California Economic Nexus for Remote Sellers

California economic nexus determines when a remote or out-of-state seller is required to collect and remit California sales and use tax based on sales activity in the state.

California sales and use tax is administered by the California Department of Tax and Fee Administration (CDTFA).

When Does Economic Nexus Apply in California?

A remote seller generally establishes economic nexus in California when its sales into the state exceed California’s economic nexus threshold.

Once economic nexus is established, the seller must:

  • Register with the CDTFA
  • Collect California sales or use tax on taxable transactions
  • File sales and use tax returns

Destination-Based Sales Tax in California

California uses a destination-based sales tax system for district taxes. Remote sellers with economic nexus must determine the correct local district taxes based on the customer’s location.

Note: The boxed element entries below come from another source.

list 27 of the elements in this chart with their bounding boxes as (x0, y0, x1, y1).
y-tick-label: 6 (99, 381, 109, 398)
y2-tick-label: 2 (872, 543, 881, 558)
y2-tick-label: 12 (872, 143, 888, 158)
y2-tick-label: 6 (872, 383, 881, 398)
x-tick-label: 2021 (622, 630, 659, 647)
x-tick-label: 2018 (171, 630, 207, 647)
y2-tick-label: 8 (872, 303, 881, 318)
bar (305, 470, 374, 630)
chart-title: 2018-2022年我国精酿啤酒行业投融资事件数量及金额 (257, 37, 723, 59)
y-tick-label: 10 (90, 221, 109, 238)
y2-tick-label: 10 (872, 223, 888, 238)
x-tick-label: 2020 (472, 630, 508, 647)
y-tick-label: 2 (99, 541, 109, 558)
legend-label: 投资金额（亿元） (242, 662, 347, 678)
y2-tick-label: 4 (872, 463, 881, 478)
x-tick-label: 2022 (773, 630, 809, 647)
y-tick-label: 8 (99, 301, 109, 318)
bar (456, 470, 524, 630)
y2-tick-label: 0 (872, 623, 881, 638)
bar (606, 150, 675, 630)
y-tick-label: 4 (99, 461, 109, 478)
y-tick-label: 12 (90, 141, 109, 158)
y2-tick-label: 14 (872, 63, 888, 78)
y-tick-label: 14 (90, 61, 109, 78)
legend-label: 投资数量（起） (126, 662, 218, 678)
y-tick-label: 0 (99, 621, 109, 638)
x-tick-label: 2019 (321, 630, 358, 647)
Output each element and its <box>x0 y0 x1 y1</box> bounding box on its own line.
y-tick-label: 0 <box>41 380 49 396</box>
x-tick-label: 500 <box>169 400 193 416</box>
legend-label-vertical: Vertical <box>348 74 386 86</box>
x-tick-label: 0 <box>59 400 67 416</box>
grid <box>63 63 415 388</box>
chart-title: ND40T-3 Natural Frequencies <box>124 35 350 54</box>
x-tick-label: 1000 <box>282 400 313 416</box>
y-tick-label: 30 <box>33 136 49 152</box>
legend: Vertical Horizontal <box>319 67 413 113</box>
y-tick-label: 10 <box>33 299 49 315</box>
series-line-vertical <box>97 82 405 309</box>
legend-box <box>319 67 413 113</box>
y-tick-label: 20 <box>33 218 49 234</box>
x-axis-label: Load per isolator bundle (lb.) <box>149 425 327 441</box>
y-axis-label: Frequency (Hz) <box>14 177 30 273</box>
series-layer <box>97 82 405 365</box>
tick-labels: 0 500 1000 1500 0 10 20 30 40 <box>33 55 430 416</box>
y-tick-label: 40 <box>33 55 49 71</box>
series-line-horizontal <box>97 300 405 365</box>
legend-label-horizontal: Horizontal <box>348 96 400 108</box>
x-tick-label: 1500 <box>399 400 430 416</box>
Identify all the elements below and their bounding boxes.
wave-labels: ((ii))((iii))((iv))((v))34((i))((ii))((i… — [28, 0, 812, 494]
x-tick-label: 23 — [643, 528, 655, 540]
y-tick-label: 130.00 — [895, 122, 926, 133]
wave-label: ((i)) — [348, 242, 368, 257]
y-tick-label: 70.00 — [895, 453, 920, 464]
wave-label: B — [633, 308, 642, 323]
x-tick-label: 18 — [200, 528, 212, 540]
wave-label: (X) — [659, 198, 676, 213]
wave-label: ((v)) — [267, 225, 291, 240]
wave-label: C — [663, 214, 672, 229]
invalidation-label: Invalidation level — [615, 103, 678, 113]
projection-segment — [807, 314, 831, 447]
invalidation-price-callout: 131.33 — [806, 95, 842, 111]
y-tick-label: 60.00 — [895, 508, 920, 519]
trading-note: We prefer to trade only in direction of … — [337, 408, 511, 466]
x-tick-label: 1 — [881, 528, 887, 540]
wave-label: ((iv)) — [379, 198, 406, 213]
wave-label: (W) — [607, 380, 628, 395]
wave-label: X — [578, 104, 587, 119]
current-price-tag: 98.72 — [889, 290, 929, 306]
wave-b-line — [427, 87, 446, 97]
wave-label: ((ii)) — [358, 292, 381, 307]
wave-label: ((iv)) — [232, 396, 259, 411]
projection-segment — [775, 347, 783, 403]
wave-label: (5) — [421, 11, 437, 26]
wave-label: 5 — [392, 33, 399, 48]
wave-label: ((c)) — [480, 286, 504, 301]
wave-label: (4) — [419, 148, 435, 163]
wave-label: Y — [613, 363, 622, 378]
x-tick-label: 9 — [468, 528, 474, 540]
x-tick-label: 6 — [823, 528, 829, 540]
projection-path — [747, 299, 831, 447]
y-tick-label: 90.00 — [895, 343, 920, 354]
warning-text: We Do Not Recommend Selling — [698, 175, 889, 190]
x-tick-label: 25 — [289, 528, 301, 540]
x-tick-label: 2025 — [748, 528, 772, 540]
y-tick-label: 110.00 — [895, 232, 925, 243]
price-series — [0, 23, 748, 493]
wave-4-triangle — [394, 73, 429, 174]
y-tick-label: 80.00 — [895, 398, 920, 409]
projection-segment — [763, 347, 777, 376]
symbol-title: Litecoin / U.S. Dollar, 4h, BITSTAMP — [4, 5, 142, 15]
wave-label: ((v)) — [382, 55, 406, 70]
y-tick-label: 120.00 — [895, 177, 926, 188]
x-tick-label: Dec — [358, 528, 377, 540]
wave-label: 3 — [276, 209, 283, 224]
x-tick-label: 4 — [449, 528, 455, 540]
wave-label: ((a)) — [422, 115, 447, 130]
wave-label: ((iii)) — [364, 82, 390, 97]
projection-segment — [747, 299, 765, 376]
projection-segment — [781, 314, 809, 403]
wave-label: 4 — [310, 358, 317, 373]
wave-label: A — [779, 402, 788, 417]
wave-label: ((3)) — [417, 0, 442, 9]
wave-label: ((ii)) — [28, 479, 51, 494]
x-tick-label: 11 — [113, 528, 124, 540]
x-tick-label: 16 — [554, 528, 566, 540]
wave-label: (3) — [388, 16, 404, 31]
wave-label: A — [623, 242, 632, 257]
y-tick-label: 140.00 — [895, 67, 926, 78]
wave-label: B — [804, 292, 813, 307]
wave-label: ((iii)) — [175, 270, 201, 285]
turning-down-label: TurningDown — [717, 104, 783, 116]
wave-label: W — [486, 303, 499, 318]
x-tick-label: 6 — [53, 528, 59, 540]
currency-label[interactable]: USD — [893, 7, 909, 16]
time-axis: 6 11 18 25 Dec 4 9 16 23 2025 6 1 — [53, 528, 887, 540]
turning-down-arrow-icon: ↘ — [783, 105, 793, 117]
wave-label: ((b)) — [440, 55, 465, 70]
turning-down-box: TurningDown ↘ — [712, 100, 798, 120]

This often requires applying multiple district tax rates in addition to the statewide base rate.

Economic Nexus and Marketplace Sellers in California

California has marketplace facilitator rules that may require marketplace operators to collect and remit tax on behalf of third-party sellers.

However, sellers making direct sales outside of marketplace platforms may still have independent economic nexus obligations.

Sales and Use Tax Rates After Nexus Is Established

Once economic nexus applies, sellers must collect:

  • California state sales tax
  • Applicable local district taxes

For an overview of how state and local tax rates apply, see our guide on sales and local tax rates.

Official California Guidance

Authoritative guidance on economic nexus and remote sellers is published by the California Department of Tax and Fee Administration.

Final Note

California economic nexus rules are complex due to district taxes. Remote sellers should regularly review CDTFA guidance to ensure proper compliance.